FX Trading Idea – EUR/USD


Sell EUR/USD at 0.9800. Stop at 1.0030 and profit target at 0.9335. Time duration is about 3-6 months

Technical View

Price remains in a downtrend channel that started in early February 2022. Even the most recent low was inside the 8-month downtrend channel. After the recent low, the corrective rally was capped by the 20EMA, keeping the downtrend intact. During the recent lows, there were no divergence warnings given by the MACD indicator. This is a hint that the current downtrend is not about to reverse as yet. We are likely to see this downtrend continues. MACD reminds in a bearish trend with both of its lines below the zero line. Stochastic is also weak. 20EMA is also bearish and hinting at a bearish price trend.

Fundamental View

The euro is likely to be weighed down by war in Ukraine. The war has led to commodity prices going up due to a shortage of supply. Ukraine is a major supplier of gains to Eurozone and the war has led to farmlands being scorched by war. Farmers have also left their farms to fight in the war. The war has also led to embargo and sanctions on Russia, whom has also reacted by cutting Europe’s supply of energy. Europe imports most of its energy needs from Russia. Soaring energy prices in Europe has led to inflation in August 2022 coming in at 9.1% for the Eurozone.

The European Central Bank raised interest rate for the first time in 11 year. While higher interest rate is good for the Euro, inflation and high interest rate have sent financial markets into recession worries. Worries over recession outweigh the benefit of a higher interest rate in Eurozone. Interest rate in the U.S. is also higher than that in Europe. The higher interest rate in the U.S. gives the US dollar an advantage over the Euro dollar.
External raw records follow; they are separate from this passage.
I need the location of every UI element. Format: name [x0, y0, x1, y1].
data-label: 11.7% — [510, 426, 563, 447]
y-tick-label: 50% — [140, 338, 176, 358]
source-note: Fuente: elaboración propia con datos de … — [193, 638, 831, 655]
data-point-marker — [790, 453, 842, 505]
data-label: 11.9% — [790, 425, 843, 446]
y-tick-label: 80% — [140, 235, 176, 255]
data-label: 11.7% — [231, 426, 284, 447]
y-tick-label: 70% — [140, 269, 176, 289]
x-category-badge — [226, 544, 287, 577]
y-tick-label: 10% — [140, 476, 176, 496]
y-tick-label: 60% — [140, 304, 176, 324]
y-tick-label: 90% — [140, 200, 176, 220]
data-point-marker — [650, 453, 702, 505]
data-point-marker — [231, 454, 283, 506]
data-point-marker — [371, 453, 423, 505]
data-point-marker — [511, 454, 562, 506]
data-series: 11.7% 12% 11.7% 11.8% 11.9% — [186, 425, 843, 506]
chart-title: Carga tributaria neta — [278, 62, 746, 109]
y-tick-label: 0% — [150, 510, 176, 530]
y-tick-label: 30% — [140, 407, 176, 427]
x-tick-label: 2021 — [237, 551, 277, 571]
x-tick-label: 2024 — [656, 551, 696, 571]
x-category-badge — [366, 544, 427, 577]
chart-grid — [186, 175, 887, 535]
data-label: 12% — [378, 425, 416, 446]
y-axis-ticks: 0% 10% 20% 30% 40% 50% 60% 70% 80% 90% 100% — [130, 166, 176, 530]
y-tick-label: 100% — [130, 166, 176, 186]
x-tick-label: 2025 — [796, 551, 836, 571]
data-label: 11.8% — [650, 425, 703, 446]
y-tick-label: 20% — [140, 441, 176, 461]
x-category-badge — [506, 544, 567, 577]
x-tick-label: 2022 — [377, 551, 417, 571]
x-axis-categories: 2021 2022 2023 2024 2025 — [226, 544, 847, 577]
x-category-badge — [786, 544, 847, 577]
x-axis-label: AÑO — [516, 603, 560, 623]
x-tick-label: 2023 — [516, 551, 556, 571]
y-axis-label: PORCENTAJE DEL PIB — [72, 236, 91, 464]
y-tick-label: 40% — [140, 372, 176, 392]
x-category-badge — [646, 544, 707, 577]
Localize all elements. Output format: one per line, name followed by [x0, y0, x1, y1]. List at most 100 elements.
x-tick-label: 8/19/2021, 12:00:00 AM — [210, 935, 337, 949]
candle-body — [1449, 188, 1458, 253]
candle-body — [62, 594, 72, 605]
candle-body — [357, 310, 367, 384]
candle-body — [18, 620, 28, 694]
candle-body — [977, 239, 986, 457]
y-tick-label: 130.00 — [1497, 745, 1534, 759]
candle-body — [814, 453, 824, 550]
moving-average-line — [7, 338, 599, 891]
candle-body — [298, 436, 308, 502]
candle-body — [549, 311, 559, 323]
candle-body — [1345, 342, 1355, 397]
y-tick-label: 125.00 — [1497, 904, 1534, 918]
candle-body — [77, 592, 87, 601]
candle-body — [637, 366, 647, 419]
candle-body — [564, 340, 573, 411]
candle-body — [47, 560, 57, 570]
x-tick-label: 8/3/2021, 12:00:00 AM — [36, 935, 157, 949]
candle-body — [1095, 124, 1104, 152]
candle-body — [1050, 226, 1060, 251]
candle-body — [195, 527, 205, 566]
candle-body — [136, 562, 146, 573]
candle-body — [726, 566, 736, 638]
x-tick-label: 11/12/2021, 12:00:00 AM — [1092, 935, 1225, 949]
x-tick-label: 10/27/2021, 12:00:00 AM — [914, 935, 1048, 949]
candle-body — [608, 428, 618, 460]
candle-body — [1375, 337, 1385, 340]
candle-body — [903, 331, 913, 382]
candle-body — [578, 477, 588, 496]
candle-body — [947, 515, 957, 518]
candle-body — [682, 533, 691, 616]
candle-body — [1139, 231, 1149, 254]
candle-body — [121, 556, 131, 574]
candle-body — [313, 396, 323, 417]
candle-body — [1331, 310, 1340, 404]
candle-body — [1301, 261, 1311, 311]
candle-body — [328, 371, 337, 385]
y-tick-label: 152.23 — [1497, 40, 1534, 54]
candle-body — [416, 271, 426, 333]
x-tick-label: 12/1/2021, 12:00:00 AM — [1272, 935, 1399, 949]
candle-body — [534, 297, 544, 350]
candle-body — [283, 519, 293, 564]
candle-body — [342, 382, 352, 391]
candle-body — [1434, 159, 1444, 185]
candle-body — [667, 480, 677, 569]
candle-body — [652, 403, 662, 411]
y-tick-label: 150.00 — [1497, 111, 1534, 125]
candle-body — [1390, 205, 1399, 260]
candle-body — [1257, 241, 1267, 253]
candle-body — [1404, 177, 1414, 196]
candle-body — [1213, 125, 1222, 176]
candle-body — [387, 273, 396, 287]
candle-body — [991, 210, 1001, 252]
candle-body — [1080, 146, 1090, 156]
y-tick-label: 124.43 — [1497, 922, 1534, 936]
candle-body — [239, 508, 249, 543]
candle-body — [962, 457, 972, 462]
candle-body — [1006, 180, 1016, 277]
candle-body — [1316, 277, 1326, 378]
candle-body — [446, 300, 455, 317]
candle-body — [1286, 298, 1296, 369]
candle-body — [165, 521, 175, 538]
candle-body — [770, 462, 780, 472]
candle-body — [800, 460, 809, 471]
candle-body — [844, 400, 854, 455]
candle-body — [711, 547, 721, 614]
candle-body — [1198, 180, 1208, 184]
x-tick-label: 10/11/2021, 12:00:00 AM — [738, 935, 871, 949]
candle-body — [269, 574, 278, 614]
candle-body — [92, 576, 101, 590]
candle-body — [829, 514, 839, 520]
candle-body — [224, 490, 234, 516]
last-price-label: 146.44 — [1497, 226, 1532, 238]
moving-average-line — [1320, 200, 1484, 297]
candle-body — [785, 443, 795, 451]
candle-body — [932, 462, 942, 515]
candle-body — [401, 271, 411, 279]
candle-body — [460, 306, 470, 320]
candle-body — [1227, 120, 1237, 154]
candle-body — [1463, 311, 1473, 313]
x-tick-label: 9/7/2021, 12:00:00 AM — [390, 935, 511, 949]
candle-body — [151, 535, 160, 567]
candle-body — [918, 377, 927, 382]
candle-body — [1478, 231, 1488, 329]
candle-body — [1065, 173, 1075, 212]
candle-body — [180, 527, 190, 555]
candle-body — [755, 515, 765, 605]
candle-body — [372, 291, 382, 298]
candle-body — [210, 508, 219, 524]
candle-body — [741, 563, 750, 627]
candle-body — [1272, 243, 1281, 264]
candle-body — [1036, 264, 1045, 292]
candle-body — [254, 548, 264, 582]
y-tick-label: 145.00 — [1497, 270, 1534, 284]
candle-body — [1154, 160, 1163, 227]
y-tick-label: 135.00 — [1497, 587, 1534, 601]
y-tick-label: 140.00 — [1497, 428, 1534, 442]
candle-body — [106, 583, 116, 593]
The Federal Reserve is also likely to hike interest rate over the next 6 months. Going by the Fed own projection, interest rate is likely to be at 4.4% by the end of 2022. Interest rate is likely to be at 4.6% at the end of 2023. While the Fed said, a recession could be avoid despite the rise in interest rate, this has decreased the financial market risk sentiment, leading to an increase in demand for the safe haven U.S. dollar.